C’est la mort tragique du célèbre reporter gastronomique américain Anthony Bourdain, en 2018, qui a poussé Bakasura, légendaire ogre vorace, à sortir de sa torpeur. Revenu subitement à la civilisation, ce personnage de la mythologie hindoue, dont les aventures anthropophages sont racontées dans le long poème sacré du Mahabharata, porte de petites lunettes rondes et un foulard bleu noué sur son double menton.
Dans Le Dernier Festin de Rubin (Urban Comics), bande dessinée culinaire écrite par Ram V et mise en dessins par Filipe Andrade, Bakasura se présente aux humains sous un nom d’emprunt : Rubin Baksh. Lorsqu’il aborde Mohan, jeune cinéaste en manque d’inspiration, ce n’est pas pour le dévorer mais pour lui proposer une mission : réaliser un film documentaire qui mettra à l’honneur les subtilités de la culture culinaire indienne – une manière, croit l’ogre épicurien, de pouvoir enfin transmettre aux mortels sa passion pour la chose comestible.
A la manière d’Anthony Bourdain, qui s’intéressait autant au contenu d’une recette qu’à l’histoire qu’elle racontait et à l’humain qui la concoctait, Rubin et Mohan se lancent sur les routes d’Inde dans un grand road trip gourmand. Ensemble, ils entendent capter sur pellicule l’essence de six plats emblématiques de la cuisine indienne. Celui du masala tchaï, pour commencer, une recette de thé noir que l’on prépare à l’aide d’un savant mélange d’épices (généralement du gingembre, des clous de girofle, de la cannelle, du poivre noir et de la cardamome).
Sur les traces du raan
A bord d’un camion, notre duo s’aventure dans les paysages désertiques du Rajasthan où pousse le mirchi, un piment rouge local qui entre dans la composition du laal maas, un curry de mouton préparé dans une sauce relevée à base de yaourt (dahi). Poursuivis par deux chasseurs de têtes qui leur veulent du mal, l’ogre et le cinéaste filent dans le Pendjab, sur les traces du raan, mets de roi millénaire (un gigot d’agneau qui cuit longuement au tandoor, le four traditionnel, servi accompagné de légumes rôtis, de chutney à la menthe, d’un filet de jus de citron et de pain).
Après avoir fait un stop dans le nord de l’Inde pour apprendre à cuisiner le dal, fameux plat de lentilles, dans les règles de l’art (avec du beurre clarifié, au creux d’une marmite en terre cuite), ils remontent aux origines du triple schezwan rice, un plat végétarien de riz et de nouilles sautés, emblème de la cuisine sino-indienne, à l’ouest du pays.
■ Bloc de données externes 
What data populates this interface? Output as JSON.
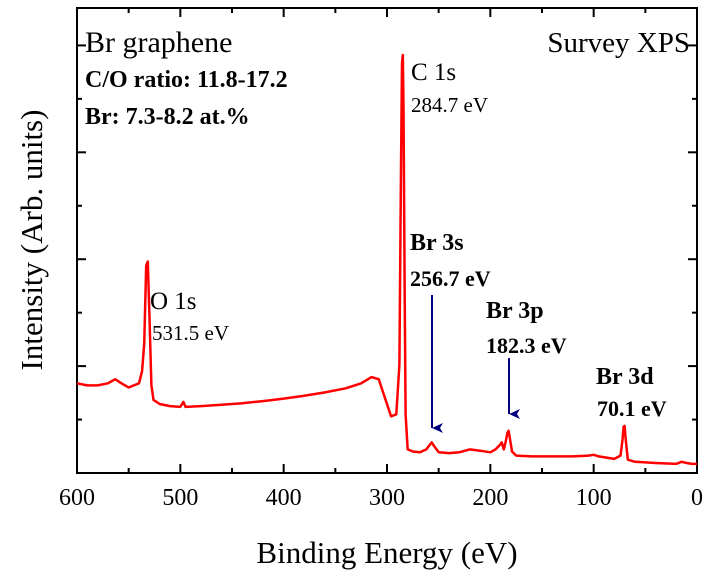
{
  "chart_data": {
    "type": "line",
    "title": "Survey XPS",
    "xlabel": "Binding Energy (eV)",
    "ylabel": "Intensity (Arb. units)",
    "xlim": [
      600,
      0
    ],
    "x_reversed": true,
    "y_ticks_labeled": false,
    "xticks": [
      600,
      500,
      400,
      300,
      200,
      100,
      0
    ],
    "xtick_labels": [
      "600",
      "500",
      "400",
      "300",
      "200",
      "100",
      "0"
    ],
    "grid": false,
    "legend": "none",
    "series": [
      {
        "color": "#ff0000",
        "points": [
          [
            600,
            0.205
          ],
          [
            590,
            0.2
          ],
          [
            580,
            0.2
          ],
          [
            570,
            0.205
          ],
          [
            563,
            0.215
          ],
          [
            557,
            0.205
          ],
          [
            550,
            0.195
          ],
          [
            545,
            0.2
          ],
          [
            540,
            0.205
          ],
          [
            537,
            0.235
          ],
          [
            535,
            0.3
          ],
          [
            533,
            0.49
          ],
          [
            531.5,
            0.5
          ],
          [
            530,
            0.38
          ],
          [
            528,
            0.2
          ],
          [
            526,
            0.165
          ],
          [
            520,
            0.155
          ],
          [
            510,
            0.15
          ],
          [
            500,
            0.148
          ],
          [
            497,
            0.16
          ],
          [
            495,
            0.148
          ],
          [
            480,
            0.15
          ],
          [
            460,
            0.153
          ],
          [
            440,
            0.157
          ],
          [
            420,
            0.162
          ],
          [
            400,
            0.168
          ],
          [
            380,
            0.175
          ],
          [
            360,
            0.183
          ],
          [
            340,
            0.193
          ],
          [
            325,
            0.205
          ],
          [
            315,
            0.22
          ],
          [
            308,
            0.215
          ],
          [
            302,
            0.17
          ],
          [
            296,
            0.125
          ],
          [
            291,
            0.13
          ],
          [
            288,
            0.25
          ],
          [
            286.5,
            0.7
          ],
          [
            285.5,
            0.98
          ],
          [
            284.7,
            1.0
          ],
          [
            284,
            0.88
          ],
          [
            283,
            0.45
          ],
          [
            282,
            0.13
          ],
          [
            280,
            0.045
          ],
          [
            275,
            0.04
          ],
          [
            268,
            0.038
          ],
          [
            262,
            0.045
          ],
          [
            258,
            0.058
          ],
          [
            256.7,
            0.062
          ],
          [
            255,
            0.055
          ],
          [
            250,
            0.038
          ],
          [
            240,
            0.036
          ],
          [
            230,
            0.038
          ],
          [
            220,
            0.045
          ],
          [
            210,
            0.042
          ],
          [
            200,
            0.038
          ],
          [
            195,
            0.045
          ],
          [
            191,
            0.055
          ],
          [
            189,
            0.062
          ],
          [
            187,
            0.045
          ],
          [
            185,
            0.065
          ],
          [
            183.5,
            0.085
          ],
          [
            182.3,
            0.09
          ],
          [
            181,
            0.07
          ],
          [
            179,
            0.04
          ],
          [
            175,
            0.03
          ],
          [
            160,
            0.028
          ],
          [
            140,
            0.028
          ],
          [
            120,
            0.028
          ],
          [
            105,
            0.03
          ],
          [
            100,
            0.032
          ],
          [
            95,
            0.028
          ],
          [
            80,
            0.022
          ],
          [
            74,
            0.03
          ],
          [
            72,
            0.07
          ],
          [
            71,
            0.1
          ],
          [
            70.1,
            0.102
          ],
          [
            69,
            0.07
          ],
          [
            67,
            0.02
          ],
          [
            60,
            0.015
          ],
          [
            40,
            0.012
          ],
          [
            20,
            0.01
          ],
          [
            15,
            0.015
          ],
          [
            10,
            0.012
          ],
          [
            5,
            0.01
          ],
          [
            0,
            0.01
          ]
        ]
      }
    ],
    "annotations": {
      "sample": "Br graphene",
      "co_ratio": "C/O ratio: 11.8-17.2",
      "br_content": "Br: 7.3-8.2 at.%",
      "peaks": [
        {
          "name": "O 1s",
          "energy": "531.5 eV",
          "x": 531.5,
          "bold": false,
          "arrow": false
        },
        {
          "name": "C 1s",
          "energy": "284.7 eV",
          "x": 284.7,
          "bold": false,
          "arrow": false
        },
        {
          "name": "Br 3s",
          "energy": "256.7 eV",
          "x": 256.7,
          "bold": true,
          "arrow": true
        },
        {
          "name": "Br 3p",
          "energy": "182.3 eV",
          "x": 182.3,
          "bold": true,
          "arrow": true
        },
        {
          "name": "Br 3d",
          "energy": "70.1 eV",
          "x": 70.1,
          "bold": true,
          "arrow": false
        }
      ]
    },
    "colors": {
      "curve": "#ff0000",
      "arrow": "#00007f",
      "axes": "#000000"
    }
  }
}
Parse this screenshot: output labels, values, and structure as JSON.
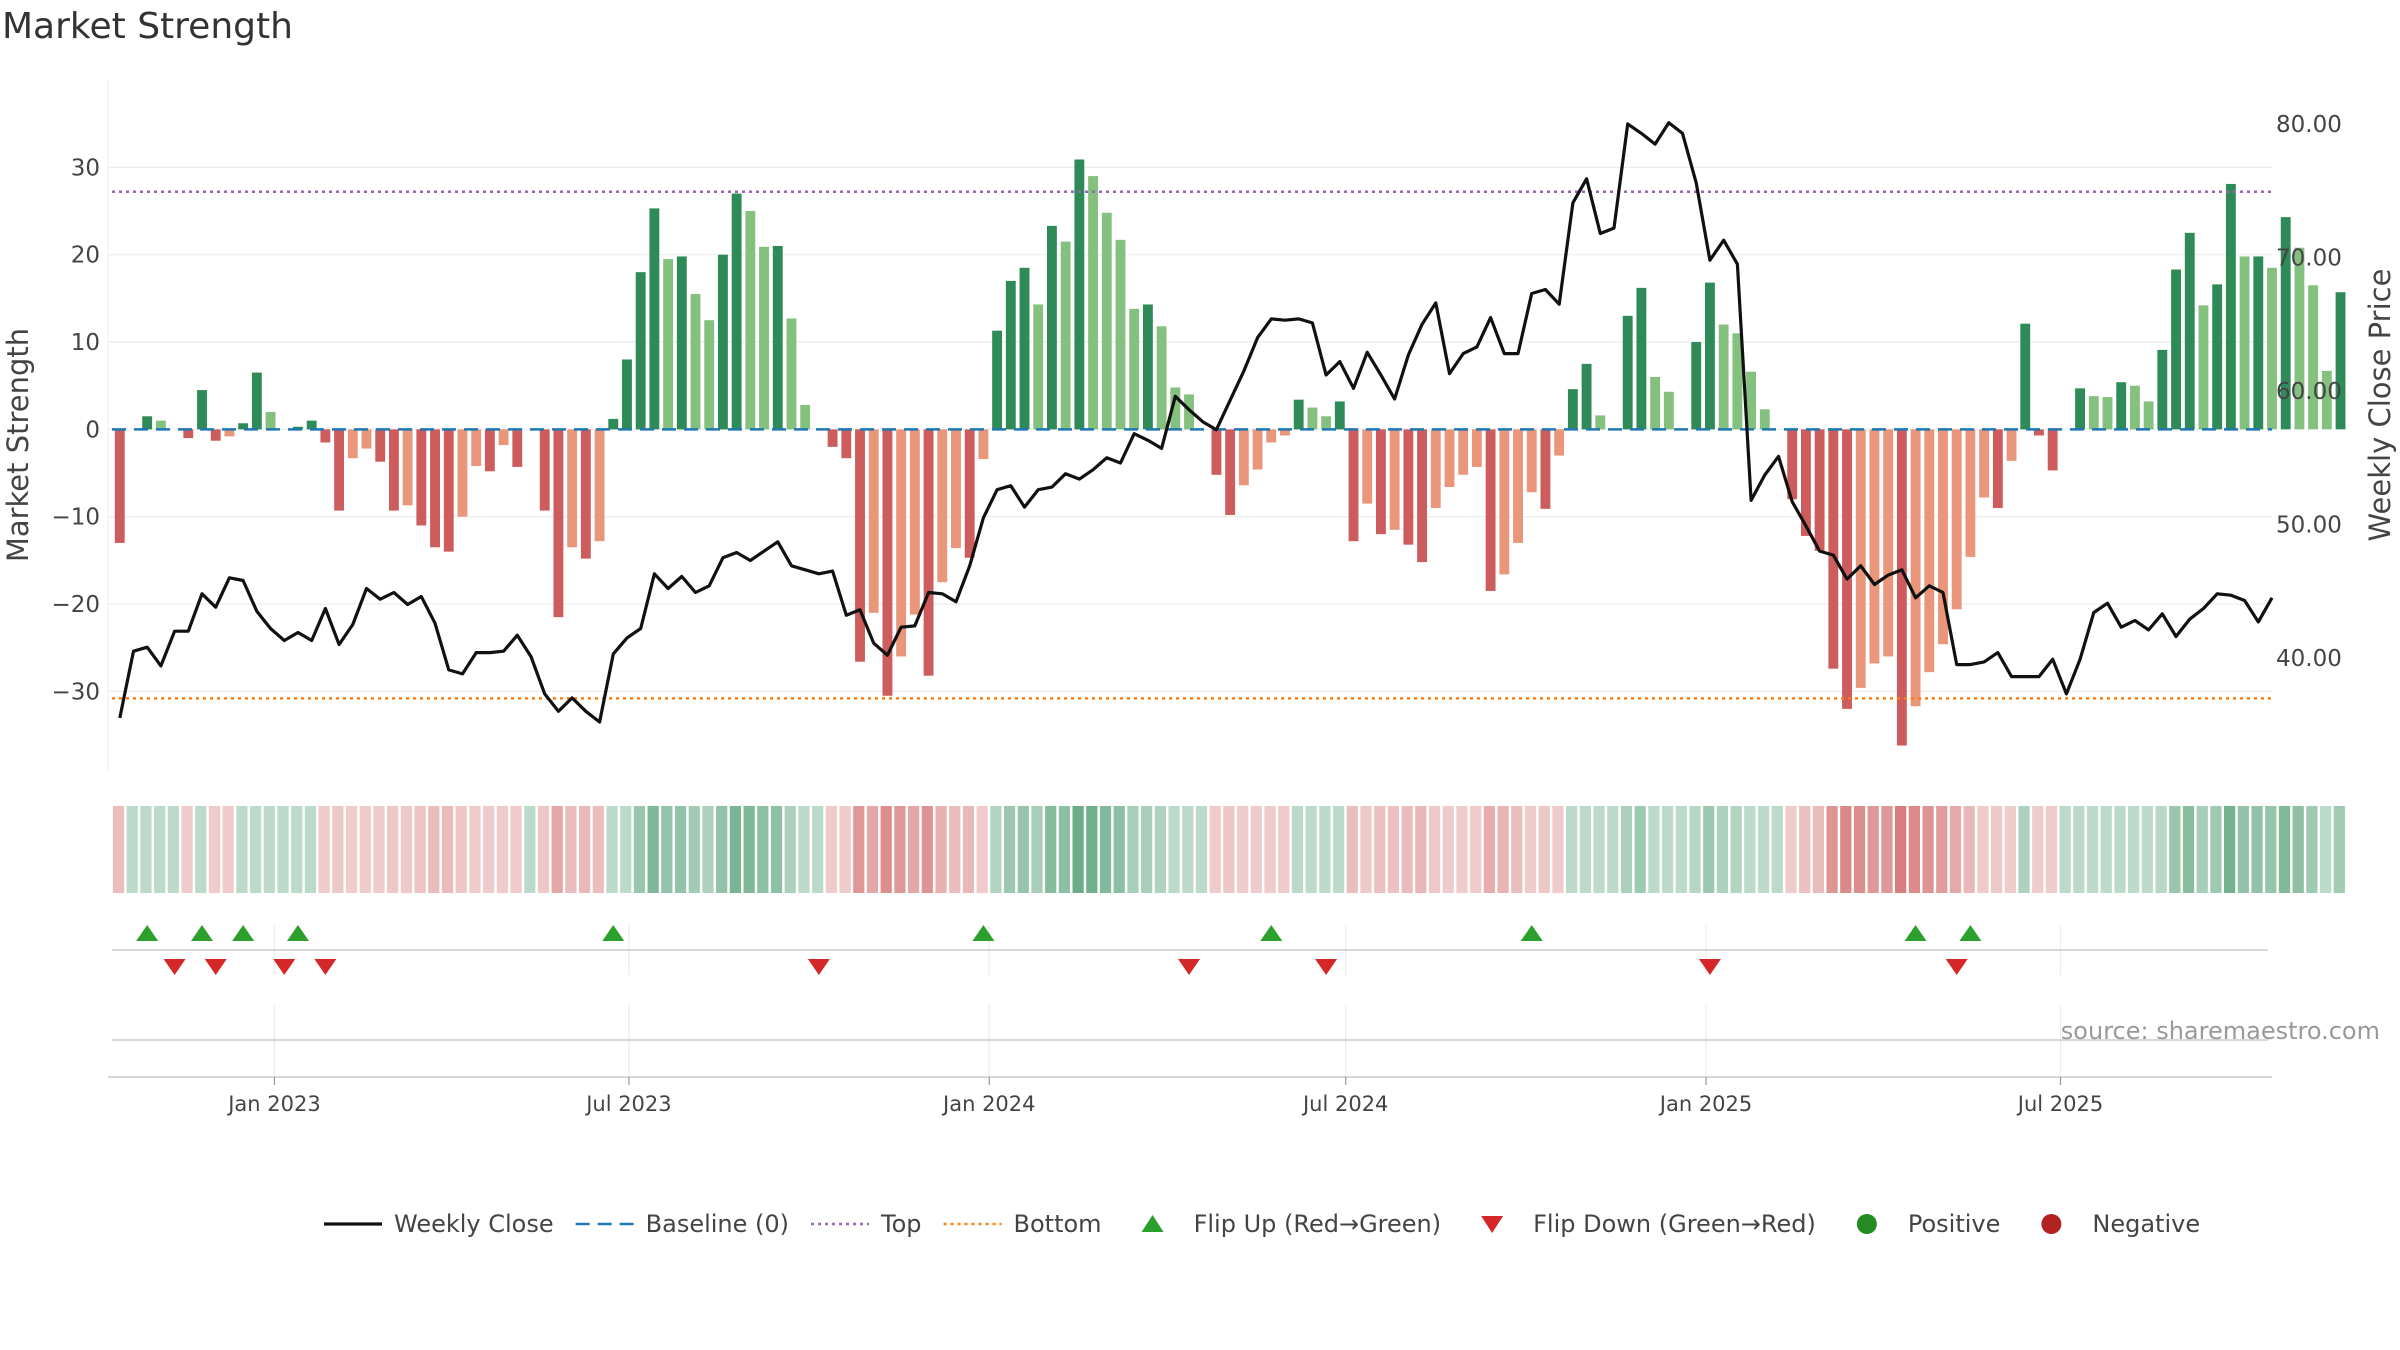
{
  "title": "Market Strength",
  "source": "source: sharemaestro.com",
  "chart_data": {
    "type": "bar",
    "title": "Market Strength",
    "ylabel_left": "Market Strength",
    "ylabel_right": "Weekly Close Price",
    "ylim_left": [
      -39,
      40
    ],
    "ylim_right": [
      31.6,
      83.3
    ],
    "yticks_left": [
      -30,
      -20,
      -10,
      0,
      10,
      20,
      30
    ],
    "yticks_right": [
      40,
      50,
      60,
      70,
      80
    ],
    "yticks_right_labels": [
      "40.00",
      "50.00",
      "60.00",
      "70.00",
      "80.00"
    ],
    "x_start": "2022-10-14",
    "x_step_days": 7,
    "x_range": [
      "2022-10-08",
      "2025-10-17"
    ],
    "x_tick_dates": [
      "2023-01-01",
      "2023-07-01",
      "2024-01-01",
      "2024-07-01",
      "2025-01-01",
      "2025-07-01"
    ],
    "x_tick_labels": [
      "Jan 2023",
      "Jul 2023",
      "Jan 2024",
      "Jul 2024",
      "Jan 2025",
      "Jul 2025"
    ],
    "top_line": 27.2,
    "bottom_line": -30.8,
    "baseline": 0,
    "grid": true,
    "legend_position": "bottom-center",
    "strength": [
      -13,
      0,
      1.5,
      1,
      0,
      -1,
      4.5,
      -1.3,
      -0.8,
      0.7,
      6.5,
      2,
      0,
      0.3,
      1,
      -1.5,
      -9.3,
      -3.3,
      -2.2,
      -3.7,
      -9.3,
      -8.7,
      -11,
      -13.5,
      -14,
      -10,
      -4.2,
      -4.8,
      -1.8,
      -4.3,
      0,
      -9.3,
      -21.5,
      -13.5,
      -14.8,
      -12.8,
      1.2,
      8,
      18,
      25.3,
      19.5,
      19.8,
      15.5,
      12.5,
      20,
      27,
      25,
      20.9,
      21,
      12.7,
      2.8,
      0,
      -2,
      -3.3,
      -26.6,
      -21,
      -30.5,
      -26,
      -21.2,
      -28.2,
      -17.5,
      -13.6,
      -14.7,
      -3.4,
      11.3,
      17,
      18.5,
      14.3,
      23.3,
      21.5,
      30.9,
      29,
      24.8,
      21.7,
      13.8,
      14.3,
      11.8,
      4.8,
      4,
      0,
      -5.2,
      -9.8,
      -6.4,
      -4.6,
      -1.5,
      -0.7,
      3.4,
      2.5,
      1.5,
      3.2,
      -12.8,
      -8.5,
      -12,
      -11.5,
      -13.2,
      -15.2,
      -9,
      -6.6,
      -5.2,
      -4.3,
      -18.5,
      -16.6,
      -13,
      -7.2,
      -9.1,
      -3,
      4.6,
      7.5,
      1.6,
      0,
      13,
      16.2,
      6,
      4.3,
      0,
      10,
      16.8,
      12,
      11,
      6.6,
      2.3,
      0,
      -8,
      -12.2,
      -13.9,
      -27.4,
      -32,
      -29.6,
      -26.8,
      -26,
      -36.2,
      -31.7,
      -27.8,
      -24.6,
      -20.6,
      -14.6,
      -7.8,
      -9,
      -3.6,
      12.1,
      -0.7,
      -4.7,
      0,
      4.7,
      3.8,
      3.7,
      5.4,
      5,
      3.2,
      9.1,
      18.3,
      22.5,
      14.2,
      16.6,
      28.1,
      19.8,
      19.8,
      18.5,
      24.3,
      20.8,
      16.5,
      6.7,
      15.7
    ],
    "weekly_close": [
      35.5,
      40.5,
      40.8,
      39.4,
      42,
      42,
      44.8,
      43.8,
      46,
      45.8,
      43.5,
      42.2,
      41.3,
      41.9,
      41.3,
      43.7,
      41,
      42.5,
      45.2,
      44.4,
      44.9,
      44,
      44.6,
      42.6,
      39.1,
      38.8,
      40.4,
      40.4,
      40.5,
      41.7,
      40.1,
      37.3,
      36,
      37,
      36,
      35.2,
      40.3,
      41.5,
      42.2,
      46.3,
      45.2,
      46.1,
      44.9,
      45.4,
      47.5,
      47.9,
      47.3,
      48,
      48.7,
      46.9,
      46.6,
      46.3,
      46.5,
      43.2,
      43.6,
      41.1,
      40.2,
      42.3,
      42.4,
      44.9,
      44.8,
      44.2,
      46.9,
      50.5,
      52.6,
      52.9,
      51.3,
      52.6,
      52.8,
      53.8,
      53.4,
      54.1,
      55,
      54.6,
      56.8,
      56.3,
      55.7,
      59.6,
      58.6,
      57.7,
      57.1,
      59.3,
      61.5,
      64,
      65.4,
      65.3,
      65.4,
      65.1,
      61.2,
      62.2,
      60.2,
      62.9,
      61.2,
      59.4,
      62.7,
      65,
      66.6,
      61.3,
      62.8,
      63.3,
      65.5,
      62.8,
      62.8,
      67.3,
      67.6,
      66.5,
      74.1,
      75.9,
      71.8,
      72.2,
      80,
      79.3,
      78.5,
      80.1,
      79.3,
      75.6,
      69.8,
      71.3,
      69.5,
      51.8,
      53.7,
      55.1,
      51.7,
      49.9,
      48,
      47.7,
      45.9,
      46.9,
      45.5,
      46.2,
      46.6,
      44.5,
      45.4,
      44.9,
      39.5,
      39.5,
      39.7,
      40.4,
      38.6,
      38.6,
      38.6,
      39.9,
      37.3,
      39.9,
      43.4,
      44.1,
      42.3,
      42.8,
      42.1,
      43.3,
      41.6,
      42.9,
      43.7,
      44.8,
      44.7,
      44.3,
      42.7,
      44.5
    ],
    "flip_up_weeks": [
      2,
      6,
      9,
      13,
      36,
      63,
      84,
      103,
      131,
      135
    ],
    "flip_down_weeks": [
      4,
      7,
      12,
      15,
      51,
      78,
      88,
      116,
      134
    ],
    "legend": [
      {
        "label": "Weekly Close",
        "kind": "line",
        "color": "#111111"
      },
      {
        "label": "Baseline (0)",
        "kind": "dash",
        "color": "#1f77b4"
      },
      {
        "label": "Top",
        "kind": "dot",
        "color": "#9467bd"
      },
      {
        "label": "Bottom",
        "kind": "dot",
        "color": "#ff7f0e"
      },
      {
        "label": "Flip Up (Red→Green)",
        "kind": "tri-up",
        "color": "#2ca02c"
      },
      {
        "label": "Flip Down (Green→Red)",
        "kind": "tri-down",
        "color": "#d62728"
      },
      {
        "label": "Positive",
        "kind": "circle",
        "color": "#228b22"
      },
      {
        "label": "Negative",
        "kind": "circle",
        "color": "#b22222"
      }
    ],
    "colors": {
      "pos_strong": "#2e8b57",
      "pos_weak": "#85c17e",
      "neg_strong": "#cd5c5c",
      "neg_weak": "#e9967a",
      "line": "#111111",
      "baseline": "#1f77b4",
      "top": "#9467bd",
      "bottom": "#ff7f0e",
      "flip_up": "#2ca02c",
      "flip_down": "#d62728"
    }
  }
}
La quête initiatique et culinaire de Rubin et Mohan s’achève sur une note sucrée, avec la dégustation d’un paal payasam (une sorte de riz au lait agrémenté, notamment, de poudre de noix de muscade, de pistils de safran et d’eau de rose). Un dessert antique, prisé des dieux, qui a le pouvoir de « transcender le temps et les frontières ».
La touche graphique L’encrage et les couleurs de Filipe Andrade, artiste portugais, influencé par l’univers des comics américains.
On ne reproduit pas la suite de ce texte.